SFTPC expression was significantly elevated across all compartments in the Worse efficacy group. Enrichment analysis revealed that the efficacy of ICI-chemo in EGFR-mutant patients arises from a combination of proliferative tumor cells and an activated TIME. A total of eight key prognostic genes were identified: DNM1L_Immune, ADPGK_Immune, SLC12A4_Stroma, PLA2G6_Immune, FKBP1A_Immune, CHST15_Tumor, TRMT5_Immune, TAX1BP1_Immune.

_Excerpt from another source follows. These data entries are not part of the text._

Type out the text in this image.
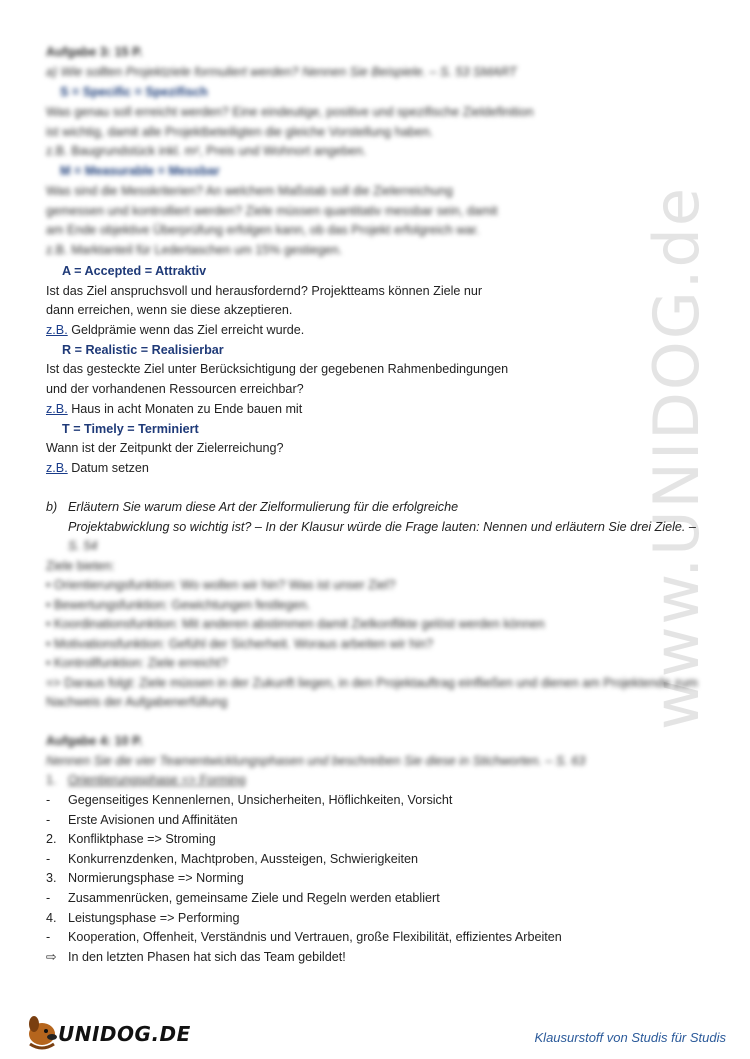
www.UNIDOG.de
Aufgabe 3: 15 P.
a) Wie sollten Projektziele formuliert werden? Nennen Sie Beispiele. – S. 53 SMART
S = Specific = Spezifisch
Was genau soll erreicht werden? Eine eindeutige, positive und spezifische Zieldefinition
ist wichtig, damit alle Projektbeteiligten die gleiche Vorstellung haben.
z.B. Baugrundstück inkl. m², Preis und Wohnort angeben.
M = Measurable = Messbar
Was sind die Messkriterien? An welchem Maßstab soll die Zielerreichung
gemessen und kontrolliert werden? Ziele müssen quantitativ messbar sein, damit
am Ende objektive Überprüfung erfolgen kann, ob das Projekt erfolgreich war.
z.B. Marktanteil für Ledertaschen um 15% gestiegen.
A = Accepted = Attraktiv
Ist das Ziel anspruchsvoll und herausfordernd? Projektteams können Ziele nur
dann erreichen, wenn sie diese akzeptieren.
z.B. Geldprämie wenn das Ziel erreicht wurde.
R = Realistic = Realisierbar
Ist das gesteckte Ziel unter Berücksichtigung der gegebenen Rahmenbedingungen
und der vorhandenen Ressourcen erreichbar?
z.B. Haus in acht Monaten zu Ende bauen mit
T = Timely = Terminiert
Wann ist der Zeitpunkt der Zielerreichung?
z.B. Datum setzen
b) Erläutern Sie warum diese Art der Zielformulierung für die erfolgreiche
Projektabwicklung so wichtig ist? – In der Klausur würde die Frage lauten: Nennen und erläutern Sie drei Ziele. –
S. 54
Ziele bieten:
• Orientierungsfunktion: Wo wollen wir hin? Was ist unser Ziel?
• Bewertungsfunktion: Gewichtungen festlegen.
• Koordinationsfunktion: Mit anderen abstimmen damit Zielkonflikte gelöst werden können
• Motivationsfunktion: Gefühl der Sicherheit. Woraus arbeiten wir hin?
• Kontrollfunktion: Ziele erreicht?
=> Daraus folgt: Ziele müssen in der Zukunft liegen, in den Projektauftrag einfließen und dienen am Projektende zum
Nachweis der Aufgabenerfüllung
Aufgabe 4: 10 P.
Nennen Sie die vier Teamentwicklungsphasen und beschreiben Sie diese in Stichworten. – S. 63
1. Orientierungsphase => Forming
- Gegenseitiges Kennenlernen, Unsicherheiten, Höflichkeiten, Vorsicht
- Erste Avisionen und Affinitäten
2. Konfliktphase => Stroming
- Konkurrenzdenken, Machtproben, Aussteigen, Schwierigkeiten
3. Normierungsphase => Norming
- Zusammenrücken, gemeinsame Ziele und Regeln werden etabliert
4. Leistungsphase => Performing
- Kooperation, Offenheit, Verständnis und Vertrauen, große Flexibilität, effizientes Arbeiten
⇨ In den letzten Phasen hat sich das Team gebildet!
UNIDOG.DE	Klausurstoff von Studis für Studis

Complex correlations were observed between these key genes and the expression of immune checkpoints. mIF revealed significantly higher infiltration of cancer-associated fibroblast subtype I (CAFI) in the Worse group, while the Better efficacy group exhibited a more activated antitumor TIME.

Conclusions

Baseline upregulation of SFTPC, enrichment of CAFI, and specific immune checkpoint expression patterns are associated with poor response to ICI-chemo following EGFR-TKI resistance in EGFR-mutant LUAD. The eight spatially resolved genes identified may serve as potential predictive biomarkers for patient stratification. These findings underscore the functional interdependence between tumor-intrinsic properties and TIME characteristics in determining immunotherapy outcomes, and provide biologically plausible candidates warranting independent validation in larger cohorts.